Dan bayangan menakutkan itu pun lenyap. Menghilang dari benak Elai. Menyisakan getar-getar ketakutan yang membuat ia nyaris tidak bisa bernapas lagi.

Elai berusaha bangkit dari tempat tidur. Tampak meracau tak tentu arah.

"Aku harus pergi dari sini. Kalau nggak ... jangan-jangan dia bakal ngelakuian hal yang macam-macam sama aku."

Menarik napas dalam-dalam, Elai beranjak ke kamar mandi. Berusaha menguatkan dirinya untuk sekadar merapikan kekacauan yang ia alami.

Membasuh wajahnya. Lalu mengganti pakaiannya. Hingga sejurus kemudian, Elai tampak membuka pintu kamarnya perlahan. Celingak-celinguk. Berusaha untuk menangkap keberadaan Ares. Tapi, tak ada.

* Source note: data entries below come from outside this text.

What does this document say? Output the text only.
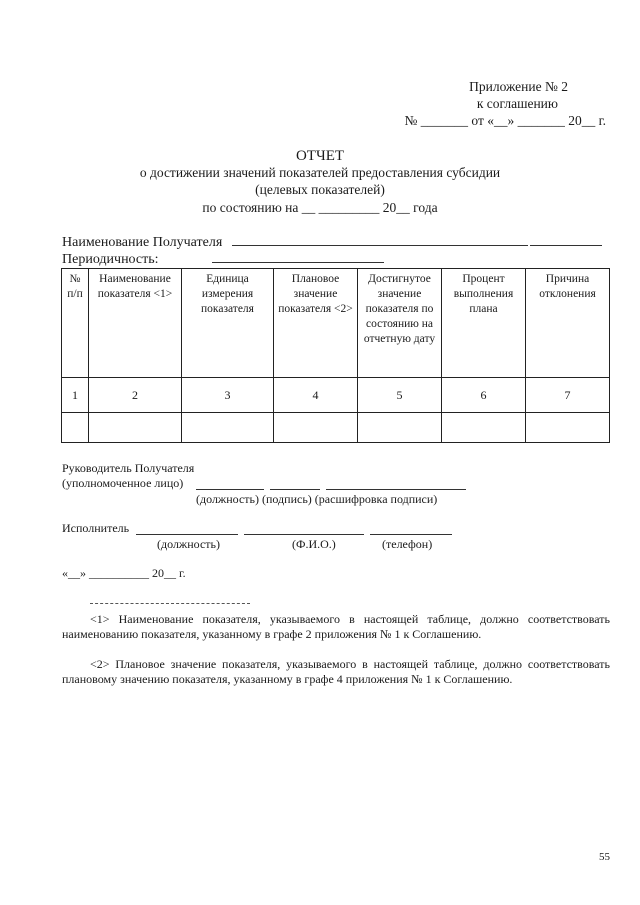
Приложение № 2
к соглашению
№ _______ от «__» _______ 20__ г.
ОТЧЕТ
о достижении значений показателей предоставления субсидии
(целевых показателей)
по состоянию на __ _________ 20__ года
Наименование Получателя
Периодичность:
№ п/п	Наименование показателя <1>	Единица измерения показателя	Плановое значение показателя <2>	Достигнутое значение показателя по состоянию на отчетную дату	Процент выполнения плана	Причина отклонения
1	2	3	4	5	6	7

Руководитель Получателя
(уполномоченное лицо)
(должность) (подпись) (расшифровка подписи)
Исполнитель
(должность)	(Ф.И.О.)	(телефон)
«__» __________ 20__ г.
<1> Наименование показателя, указываемого в настоящей таблице, должно соответствовать наименованию показателя, указанному в графе 2 приложения № 1 к Соглашению.
<2> Плановое значение показателя, указываемого в настоящей таблице, должно соответствовать плановому значению показателя, указанному в графе 4 приложения № 1 к Соглашению.
55
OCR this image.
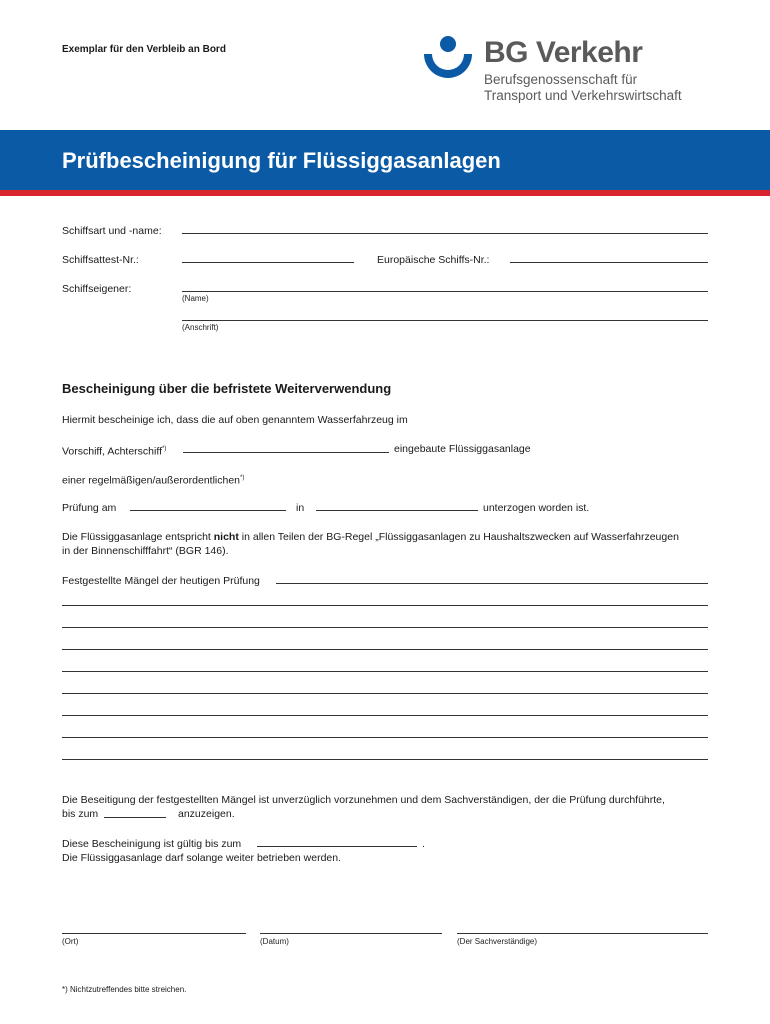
Exemplar für den Verbleib an Bord	BG Verkehr
Berufsgenossenschaft für
Transport und Verkehrswirtschaft
Prüfbescheinigung für Flüssiggasanlagen
Schiffsart und -name:
Schiffsattest-Nr.:	Europäische Schiffs-Nr.:
Schiffseigener:
(Name)
(Anschrift)
Bescheinigung über die befristete Weiterverwendung
Hiermit bescheinige ich, dass die auf oben genanntem Wasserfahrzeug im
Vorschiff, Achterschiff*)	eingebaute Flüssiggasanlage
einer regelmäßigen/außerordentlichen*)
Prüfung am	in	unterzogen worden ist.
Die Flüssiggasanlage entspricht nicht in allen Teilen der BG-Regel „Flüssiggasanlagen zu Haushaltszwecken auf Wasserfahrzeugen
in der Binnenschifffahrt“ (BGR 146).
Festgestellte Mängel der heutigen Prüfung
Die Beseitigung der festgestellten Mängel ist unverzüglich vorzunehmen und dem Sachverständigen, der die Prüfung durchführte,
bis zum	anzuzeigen.
Diese Bescheinigung ist gültig bis zum	.
Die Flüssiggasanlage darf solange weiter betrieben werden.
(Ort)	(Datum)	(Der Sachverständige)
*) Nichtzutreffendes bitte streichen.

Menghitung sampai sepuluh, Elai menyadari bahwa memang tak ada tanda-tanda keberadaan Ares di mana pun. Hingga ia pun menguatkan diri. Keluar. Mengendap-ngendap. Berusaha agar tidak menimbulkan suara sedikit pun. Lalu menuju ke pintu.

*

Sepeninggal Elai yang memilih untuk berlari dengan beruraian air matanya, Ares hanya bisa mematung di dapur. Nyaris seperti cowok itu yang merasa tubuhnya seperti kehilangan nyawanya.

Sungguh.

Ares tidak pernah menduga kalau melihat Elai menangis bisa membuat perasaannya jadi kacau seperti itu. Padahal kalau mau dicermati, dari dulu entah sudah berapa kali Ares menginginkan hal itu. Melihat Elai juga menangis. Lantaran dirinya. Seperti yang pernah Elai lakukan dulu pada dirinya. Tapi, sekarang?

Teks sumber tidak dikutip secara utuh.